In short, I had food poisoning, and a few hours I would be violently ill as my body tried to purge itself of the alphaHL nanotoxin.

I would discover about a month after my nanoillness that researchers lead by David Deamer at the University of California, Santa Cruz, have devised a method of analyzing DNA molecules that can rapidly discriminate between nearly identical DNA strands. The technique, based on the use alphaHL, may someday do essentially what the Human Genome Initiative and Celera did in months with hundreds of millions of dollars, in hours for hundreds of dollars. But for now, the ability simply to distinguish individual DNA molecules in a mixed solution is a notable achievement.

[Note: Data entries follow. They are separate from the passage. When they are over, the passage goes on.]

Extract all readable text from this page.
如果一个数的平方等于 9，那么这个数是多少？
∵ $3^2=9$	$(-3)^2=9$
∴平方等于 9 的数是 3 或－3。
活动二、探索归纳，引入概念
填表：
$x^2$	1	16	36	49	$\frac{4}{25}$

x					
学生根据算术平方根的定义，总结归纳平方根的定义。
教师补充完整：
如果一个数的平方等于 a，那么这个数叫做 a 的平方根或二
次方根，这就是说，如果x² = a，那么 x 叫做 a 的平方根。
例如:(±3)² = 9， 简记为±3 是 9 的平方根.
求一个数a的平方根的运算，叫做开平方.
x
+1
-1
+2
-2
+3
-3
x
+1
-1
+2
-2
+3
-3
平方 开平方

The instrument used to perform the analysis, called a nanopore detector, is built around a membrane containing an alphaHL induced nanopore which is just big enough for a single strand of DNA to pass through. A voltage applied across the membrane generates an ionic current and pulls the negatively charged DNA molecules through the nanopore. A characteristic decrease in the current occurs when a DNA molecule temporarily blocks the opening. Using machine learning techniques, a computer program is "trained" to recognize the signals generated by different DNA molecules. The detector is able to analyze a mixed sample and indicate the proportions of each type of molecule present in the sample.

"It's almost like the detector is tasting the solution, pulling in one molecule at a time, spitting it out, sampling another molecule, and it's doing this hundreds of times a second," Deamer said in a university press release.

Right now, Deamer's lab and high-tech equipment maker Agilent are working to construct what is hoped will become a $20,000 nanopore DNA sequencer with single-base resolution that could decode an individual's genome in 24 to 48 hours. Such a device would be the ultimate diagnostic tool, allowing medical care to become truly personal for the first time by allowing your doctor to know almost immediately your susceptibility to specific diseases and your reaction to certain drugs.

There are larger implications however.

Rapid DNA sequencing will have a great impact on us because collecting and comparing large numbers of individual genomes opens all human physical and behavioral traits to rapid statistical attack. Such statistical attacks on the functionality of our DNA will greatly accelerate our understanding of ourselves and bring a future where we control, for better or worse, every aspect of life. A future that will include legitimate medical as well as behavioral and cosmetic genetic manipulation and a whole host of changes yet unimagined.

Ingesting alphaHL made me very ill, and I have to admit, I feel a little sick to my stomach just thinking about alphaHL and it's implications for all of us.

bio:
Chris McKinstry is a Canadian living in Chile where he operates the world's largest optical telescope for the European Southern Observatory. He is also the creator of the Mindpixel Digital Mind Modeling Project, the world's largest AI effort.